Issue #163: Ben fights Gaard in space (Gaard’s weapon is not a hockey stick, but a “cosmic scepter”) while Johnny and Alt-Reed-Thing get to know each other while duking it out with Arkon. The two Things then work together to outsmart Gaard, and they destroy the nexus. After they leave, Gaard removes his mask and… he’s really the alternate reality version of Johnny! Our heroes reunite back on Earth for the happy ending.
Unstable molecule: We’re not told why, exactly, Reed decides to sell Fantastic Four Inc., but by the story’s end, it’s back under his control again.
Fade out: Sue pushes her powers to the limit by turning the entire city of Attilan invisible so the Chinese jets don’t lean of its location. Sue’s desire to become a private detective is pretty much never brought up again, which is a shame. That could’ve been made for some fun comics.
Clobberin’ time: It’s actually a lot of fun to see Earth’s rough n’ tumble Ben fight alongside the uppity, brainy alt-Ben, even if just for a few pages. Despite past ups and downs, Ben and Alicia are definitely a couple again.
Flame on: We’re told that alt-Johnny died in alt-Vietnam. (The planet that has castles full of Universal monster ripoffs also had the Vietnam conflict?). What we’re not given is the full story of how alt-Johnny transformed into Gaard, except that he certainly went to hell and back.
Four and a half: Franklin only appears once in these issues, with a comment about how he’s grown quite a lot since we last saw him.
Fantastic fifth wheel: During the “this is what our heroes do on their day off” scenes, Medusa is shown hanging out at the library. Studying up on human culture, perhaps?
Commercial break: This is comics history, people — Marvel’s first-ever Hostess ad!!!
Trivia time: Not only did Arkon previously appear several times in The Avengers, but Xemu and the fifth dimension first appeared in one of the old Human Torch solo stories from Strange Tales back in the ‘60s.

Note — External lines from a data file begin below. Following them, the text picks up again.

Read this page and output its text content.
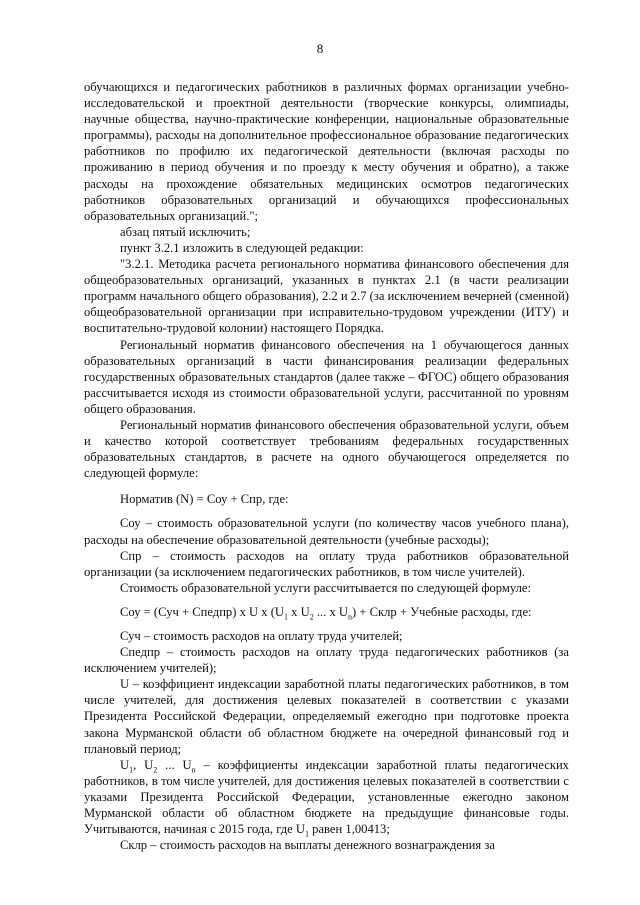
8

обучающихся и педагогических работников в различных формах организации учебно-исследовательской и проектной деятельности (творческие конкурсы, олимпиады, научные общества, научно-практические конференции, национальные образовательные программы), расходы на дополнительное профессиональное образование педагогических работников по профилю их педагогической деятельности (включая расходы по проживанию в период обучения и по проезду к месту обучения и обратно), а также расходы на прохождение обязательных медицинских осмотров педагогических работников образовательных организаций и обучающихся профессиональных образовательных организаций.";

абзац пятый исключить;

пункт 3.2.1 изложить в следующей редакции:

"3.2.1. Методика расчета регионального норматива финансового обеспечения для общеобразовательных организаций, указанных в пунктах 2.1 (в части реализации программ начального общего образования), 2.2 и 2.7 (за исключением вечерней (сменной) общеобразовательной организации при исправительно-трудовом учреждении (ИТУ) и воспитательно-трудовой колонии) настоящего Порядка.

Региональный норматив финансового обеспечения на 1 обучающегося данных образовательных организаций в части финансирования реализации федеральных государственных образовательных стандартов (далее также – ФГОС) общего образования рассчитывается исходя из стоимости образовательной услуги, рассчитанной по уровням общего образования.

Региональный норматив финансового обеспечения образовательной услуги, объем и качество которой соответствует требованиям федеральных государственных образовательных стандартов, в расчете на одного обучающегося определяется по следующей формуле:

Норматив (N) = Соу + Спр, где:

Соу – стоимость образовательной услуги (по количеству часов учебного плана), расходы на обеспечение образовательной деятельности (учебные расходы);

Спр – стоимость расходов на оплату труда работников образовательной организации (за исключением педагогических работников, в том числе учителей).

Стоимость образовательной услуги рассчитывается по следующей формуле:

Соу = (Суч + Спедпр) x U x ($U_1$ x $U_2$ ... x $U_n$) + Склр + Учебные расходы, где:

Суч – стоимость расходов на оплату труда учителей;

Спедпр – стоимость расходов на оплату труда педагогических работников (за исключением учителей);

U – коэффициент индексации заработной платы педагогических работников, в том числе учителей, для достижения целевых показателей в соответствии с указами Президента Российской Федерации, определяемый ежегодно при подготовке проекта закона Мурманской области об областном бюджете на очередной финансовый год и плановый период;

$U_1$, $U_2$ ... $U_n$ – коэффициенты индексации заработной платы педагогических работников, в том числе учителей, для достижения целевых показателей в соответствии с указами Президента Российской Федерации, установленные ежегодно законом Мурманской области об областном бюджете на предыдущие финансовые годы. Учитываются, начиная с 2015 года, где $U_1$ равен 1,00413;

Склр – стоимость расходов на выплаты денежного вознаграждения за
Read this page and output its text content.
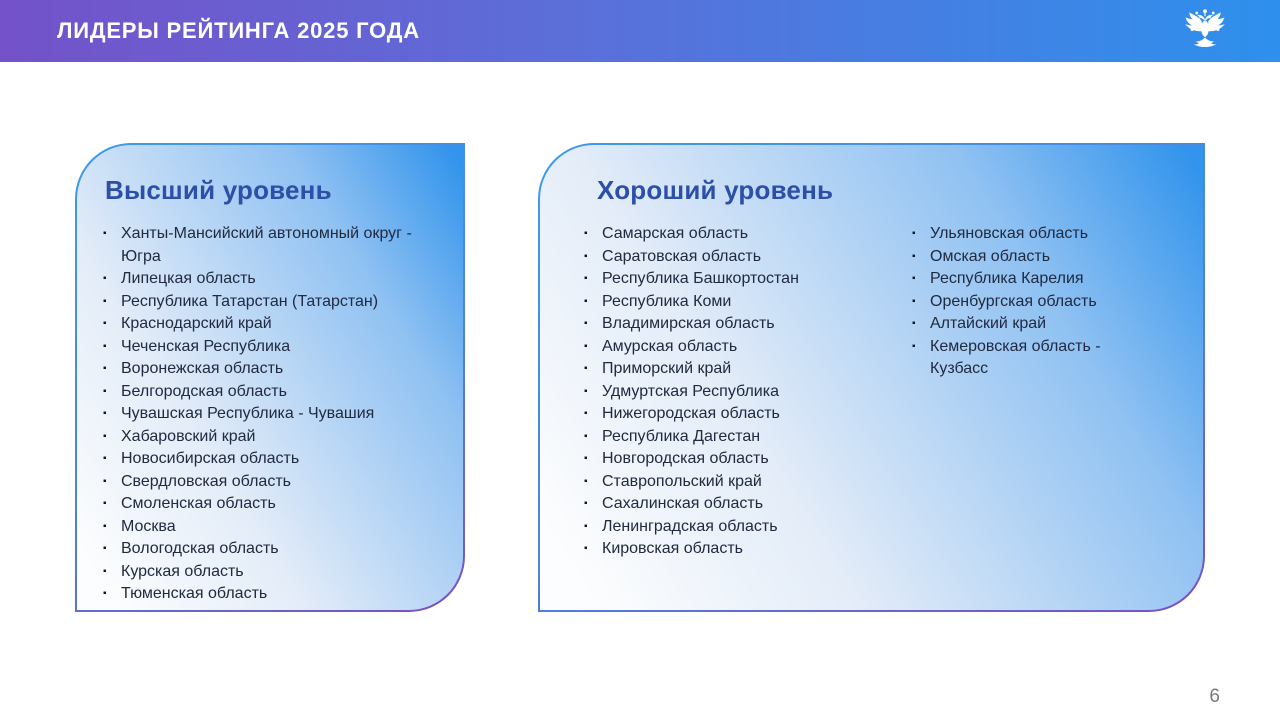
ЛИДЕРЫ РЕЙТИНГА 2025 ГОДА
Высший уровень
▪ Ханты-Мансийский автономный округ - Югра
▪ Липецкая область
▪ Республика Татарстан (Татарстан)
▪ Краснодарский край
▪ Чеченская Республика
▪ Воронежская область
▪ Белгородская область
▪ Чувашская Республика - Чувашия
▪ Хабаровский край
▪ Новосибирская область
▪ Свердловская область
▪ Смоленская область
▪ Москва
▪ Вологодская область
▪ Курская область
▪ Тюменская область
Хороший уровень
▪ Самарская область
▪ Саратовская область
▪ Республика Башкортостан
▪ Республика Коми
▪ Владимирская область
▪ Амурская область
▪ Приморский край
▪ Удмуртская Республика
▪ Нижегородская область
▪ Республика Дагестан
▪ Новгородская область
▪ Ставропольский край
▪ Сахалинская область
▪ Ленинградская область
▪ Кировская область
▪ Ульяновская область
▪ Омская область
▪ Республика Карелия
▪ Оренбургская область
▪ Алтайский край
▪ Кемеровская область - Кузбасс
6
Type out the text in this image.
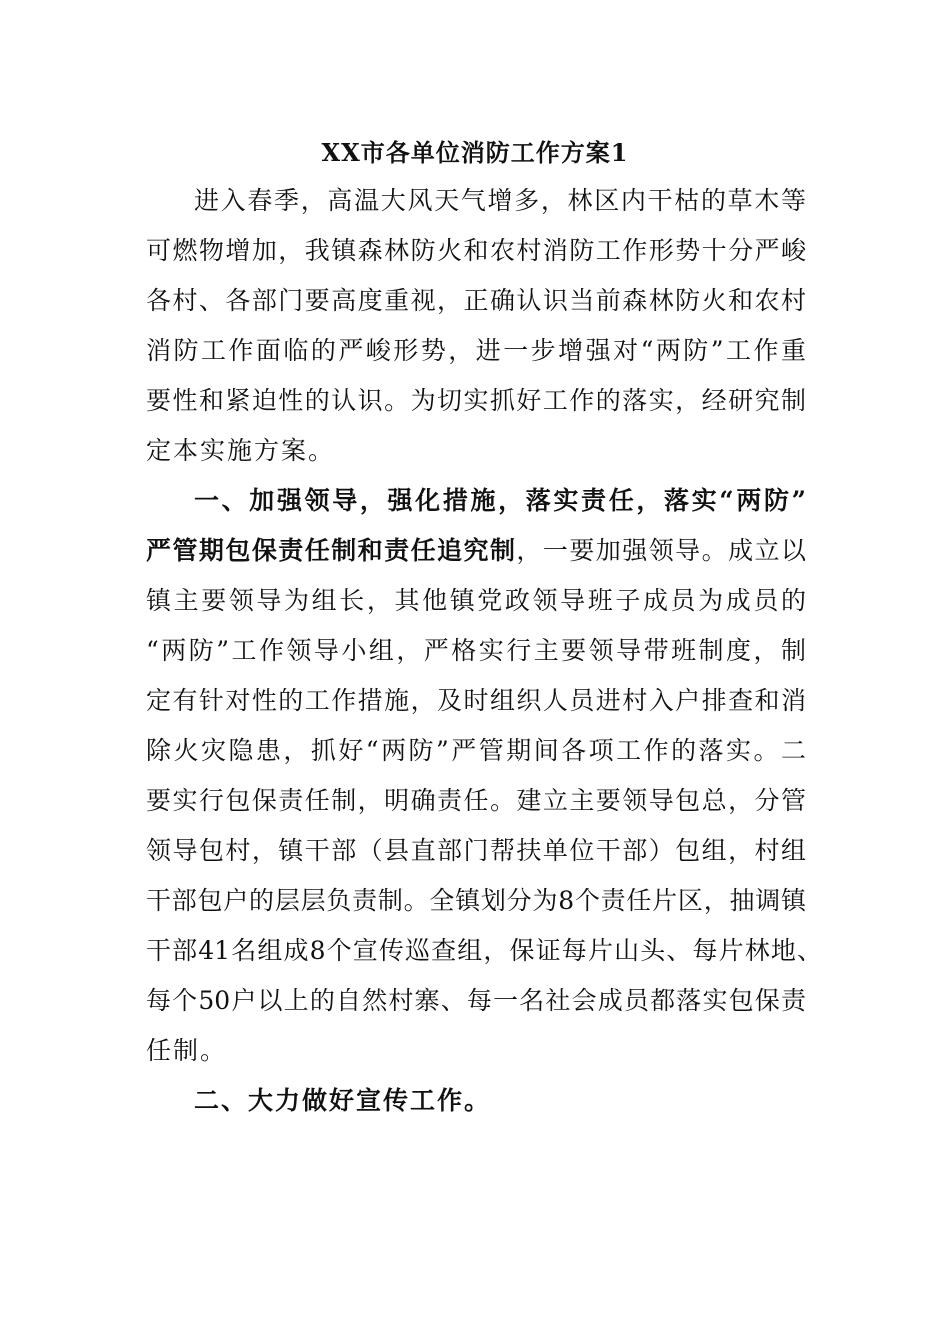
XX市各单位消防工作方案1
进入春季，高温大风天气增多，林区内干枯的草木等
可燃物增加，我镇森林防火和农村消防工作形势十分严峻
各村、各部门要高度重视，正确认识当前森林防火和农村
消防工作面临的严峻形势，进一步增强对“两防”工作重
要性和紧迫性的认识。为切实抓好工作的落实，经研究制
定本实施方案。
一、加强领导，强化措施，落实责任，落实“两防”
严管期包保责任制和责任追究制，一要加强领导。成立以
镇主要领导为组长，其他镇党政领导班子成员为成员的
“两防”工作领导小组，严格实行主要领导带班制度，制
定有针对性的工作措施，及时组织人员进村入户排查和消
除火灾隐患，抓好“两防”严管期间各项工作的落实。二
要实行包保责任制，明确责任。建立主要领导包总，分管
领导包村，镇干部（县直部门帮扶单位干部）包组，村组
干部包户的层层负责制。全镇划分为8个责任片区，抽调镇
干部41名组成8个宣传巡查组，保证每片山头、每片林地、
每个50户以上的自然村寨、每一名社会成员都落实包保责
任制。
二、大力做好宣传工作。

Gaard will later return during the ‘90s comic Force Works, going by the name “Vangaard.”
Fantastic Four writers sure love the name “Valeria.” The Valeria from the fifth dimension, however, is not related to Dr. Doom’s Valeria, who provided the name for… we’ll get to that eventually.
Fantastic or frightful? What a confusing, baffling mess. Comic book writers love their alternate reality stories, but they often go way too far with them. DC did it back in the pre-Crisis days with all the various Earths, Marvel’s doing it right now with Spider-Verse and the upcoming Secret Wars reboot, and they’re certainly doing it in these FF issues. The only enjoyment you can get from these comics is your pseudo-philosophical ponderings of “How did this ever get published?”